Five engineering faculty members and a professor emeritus at The University of Texas at Austin were recognized with prestigious awards during the American Institute of Chemical Engineers (AIChE) annual meeting this week in Minneapolis, Minn.
The faculty members from the Cockrell School of Engineering's Department of Chemical Engineering were honored for their educational and research achievements in the field of chemical engineering.
"Chemical engineering at The University of Texas at Austin is incredibly strong today thanks to the extraordinary talent and dedication of our faculty, especially these six exceptional researchers and educators," said Cockrell School of Engineering Dean Gregory L. Fenves. "Their research has led to enhanced drug delivery, better methods for producing clean energy and new materials for smaller and more energy-efficient computer chips. As educators, they have prepared generations of UT students for leadership and innovation. I'm proud that their accomplishments are being recognized by the world's leading organization for chemical engineering professionals."
The awards given during the Oct. 16-21 conference are among AIChE's most prestigious and recognize eminent chemical engineers for career accomplishments, service to society and the institute.
"Chemical engineers are innovators helping to solve problems across the globe," said Maria Burka, president of AIChE. "The awards ceremony is a great opportunity to recognize the leaders in our field."
Recipients from The University of Texas at Austin:
Roger T. Bonnecaze, professor and Chemical Engineering Department chair, received the 2011 AIChE Thomas Baron Award, which recognizes an individual whose outstanding scientific/technical accomplishments have made a significant impact in the field of fluid-particle systems. Bonnecaze has made seminal contributions in a number of chemical engineering research areas, including the rheology and characterization of concentrated suspensions and the applications of nanotechnology in semiconductors and biotechnology.
Benny Freeman, the Kenneth A. Kobe and Paul D. and Betty Robertson Meek and American Petrofina Foundation Centennial Professor of Chemical Engineering, was elected as a Fellow of AIChE, an honor that recognizes distinguished professional chemical engineers who have demonstrated outstanding accomplishments and made important contributions to their field. Freeman has led groundbreaking research on water purification and gas and liquid separations using polymer and polymer-based membranes.

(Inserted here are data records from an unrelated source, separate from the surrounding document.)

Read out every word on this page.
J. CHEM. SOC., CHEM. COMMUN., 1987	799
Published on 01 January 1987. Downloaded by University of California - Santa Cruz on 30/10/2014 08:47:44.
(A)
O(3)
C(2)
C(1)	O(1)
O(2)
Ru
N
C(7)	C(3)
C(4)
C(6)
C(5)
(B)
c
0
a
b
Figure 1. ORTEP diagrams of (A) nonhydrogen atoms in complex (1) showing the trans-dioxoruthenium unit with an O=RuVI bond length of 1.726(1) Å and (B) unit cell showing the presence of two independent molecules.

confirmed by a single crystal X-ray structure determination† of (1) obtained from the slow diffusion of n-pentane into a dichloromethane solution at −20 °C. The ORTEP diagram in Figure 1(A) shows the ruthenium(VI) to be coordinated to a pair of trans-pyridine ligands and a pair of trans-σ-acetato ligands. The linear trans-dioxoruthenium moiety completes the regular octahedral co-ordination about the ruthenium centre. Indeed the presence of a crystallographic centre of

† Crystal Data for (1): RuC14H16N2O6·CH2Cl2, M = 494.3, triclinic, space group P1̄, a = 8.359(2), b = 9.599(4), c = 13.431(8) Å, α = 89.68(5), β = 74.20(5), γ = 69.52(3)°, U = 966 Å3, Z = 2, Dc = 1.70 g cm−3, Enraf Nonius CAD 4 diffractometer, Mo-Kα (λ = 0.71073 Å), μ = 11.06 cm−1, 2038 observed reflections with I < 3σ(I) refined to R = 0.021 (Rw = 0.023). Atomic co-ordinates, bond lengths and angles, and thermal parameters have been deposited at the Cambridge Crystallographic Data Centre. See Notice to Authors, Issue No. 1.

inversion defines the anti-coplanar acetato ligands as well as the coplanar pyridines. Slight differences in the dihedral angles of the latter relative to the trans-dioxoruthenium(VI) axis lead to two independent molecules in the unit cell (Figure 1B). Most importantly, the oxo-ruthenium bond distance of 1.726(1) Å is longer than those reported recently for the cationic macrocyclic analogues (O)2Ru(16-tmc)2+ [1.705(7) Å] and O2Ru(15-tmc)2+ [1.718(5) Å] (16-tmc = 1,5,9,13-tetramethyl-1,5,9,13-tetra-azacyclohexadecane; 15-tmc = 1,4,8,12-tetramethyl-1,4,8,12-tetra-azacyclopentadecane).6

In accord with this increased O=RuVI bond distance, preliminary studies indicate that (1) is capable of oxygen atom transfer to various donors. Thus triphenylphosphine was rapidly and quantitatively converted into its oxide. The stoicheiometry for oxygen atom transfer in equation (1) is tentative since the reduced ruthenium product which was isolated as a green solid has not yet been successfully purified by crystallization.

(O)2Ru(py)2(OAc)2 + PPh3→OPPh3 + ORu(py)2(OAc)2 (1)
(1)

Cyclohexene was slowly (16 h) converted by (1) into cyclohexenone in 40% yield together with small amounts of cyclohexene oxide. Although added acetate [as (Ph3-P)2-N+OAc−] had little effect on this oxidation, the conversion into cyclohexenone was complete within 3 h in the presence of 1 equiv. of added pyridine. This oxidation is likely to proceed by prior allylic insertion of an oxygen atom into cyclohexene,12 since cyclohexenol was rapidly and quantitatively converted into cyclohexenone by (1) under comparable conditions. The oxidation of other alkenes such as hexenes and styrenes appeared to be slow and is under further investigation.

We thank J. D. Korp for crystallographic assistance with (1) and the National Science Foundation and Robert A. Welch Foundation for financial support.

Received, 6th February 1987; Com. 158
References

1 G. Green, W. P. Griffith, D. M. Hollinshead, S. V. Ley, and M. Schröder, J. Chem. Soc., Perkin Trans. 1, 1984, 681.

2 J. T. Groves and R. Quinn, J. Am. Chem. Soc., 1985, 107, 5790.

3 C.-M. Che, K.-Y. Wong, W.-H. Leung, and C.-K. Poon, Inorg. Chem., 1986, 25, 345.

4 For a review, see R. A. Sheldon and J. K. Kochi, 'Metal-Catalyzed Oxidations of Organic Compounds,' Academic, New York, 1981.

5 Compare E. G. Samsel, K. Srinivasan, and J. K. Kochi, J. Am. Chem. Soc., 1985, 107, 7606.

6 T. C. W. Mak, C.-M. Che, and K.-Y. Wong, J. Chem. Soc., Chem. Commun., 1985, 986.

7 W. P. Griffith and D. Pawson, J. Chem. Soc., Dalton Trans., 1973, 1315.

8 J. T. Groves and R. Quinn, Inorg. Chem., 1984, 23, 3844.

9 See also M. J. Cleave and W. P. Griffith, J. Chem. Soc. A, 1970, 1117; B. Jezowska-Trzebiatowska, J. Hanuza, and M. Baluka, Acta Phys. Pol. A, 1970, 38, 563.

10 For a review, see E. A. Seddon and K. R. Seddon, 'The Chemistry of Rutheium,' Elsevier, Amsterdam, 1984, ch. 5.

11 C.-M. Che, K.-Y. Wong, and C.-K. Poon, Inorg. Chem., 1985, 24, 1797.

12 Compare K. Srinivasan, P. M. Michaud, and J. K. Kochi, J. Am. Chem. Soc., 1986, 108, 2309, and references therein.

David Allen, the Melvin H. Gertz Regents Chair in Chemical Engineering, was awarded the 2011 AIChE Warren K. Lewis Award. The award recognizes inspirational teachers with lasting educational influence who have impacted chemical engineering students as a result of creative ability and leadership. Allen created a widely used series of practical educational modules on pollution prevention for chemical engineering curriculum, and published the first textbook on the subject. He was selected by the U.S. Environmental Protection Agency to lead development of the agency's first green engineering text, which is used in chemical engineering departments around the world. Allen also helps lead UTeachEngineering, a five-year, $12.5 million effort supported by the National Science Foundation to train more than 600 teachers to deliver high school engineering courses across Texas. The award is sponsored by Exxon Mobil Research and Engineering Co.
Brian Korgel, the Matthew Van Winkle Regents Professor of Chemical Engineering, received AIChE's Nanoscale Science and Engineering Forum Award. The award recognizes outstanding contributions to the advancement of nanoscale science and engineering in the field of chemical engineering through scholarship, education or service. Korgel was awarded for his pioneering contributions to the art of nanocrystal and nanowire synthesis, elucidation of fundamental aspects of self-assembly and development of new technologies based on nanomaterials.
Lealon Martin, a research fellow and lecturer in the Department of Chemical Engineering and juris doctoral candidate in the School of Law at The University of Texas at Austin, was awarded the 2011 Minority Affairs Committee (MAC) Distinguished Service Award. The award recognizes an AIChE member for sustained service and outstanding achievements that advance the goals of MAC, including reducing the underrepresentation of minorities in AIChE, the chemical engineering profession and engineering as a whole.
John J. McKetta Jr., professor emeritus in the Department of Chemical Engineering and former dean of the Cockrell School, was recognized at a volunteer reception to celebrate the 50th anniversary of his term as AIChE president (1962), his status as an AIChE Fellow, previous service as a foundation trustee and for numerous contributions to AIChE and the chemical engineering profession. McKetta was also recognized as the oldest living AIChE president, an honor made on his 96th birthday.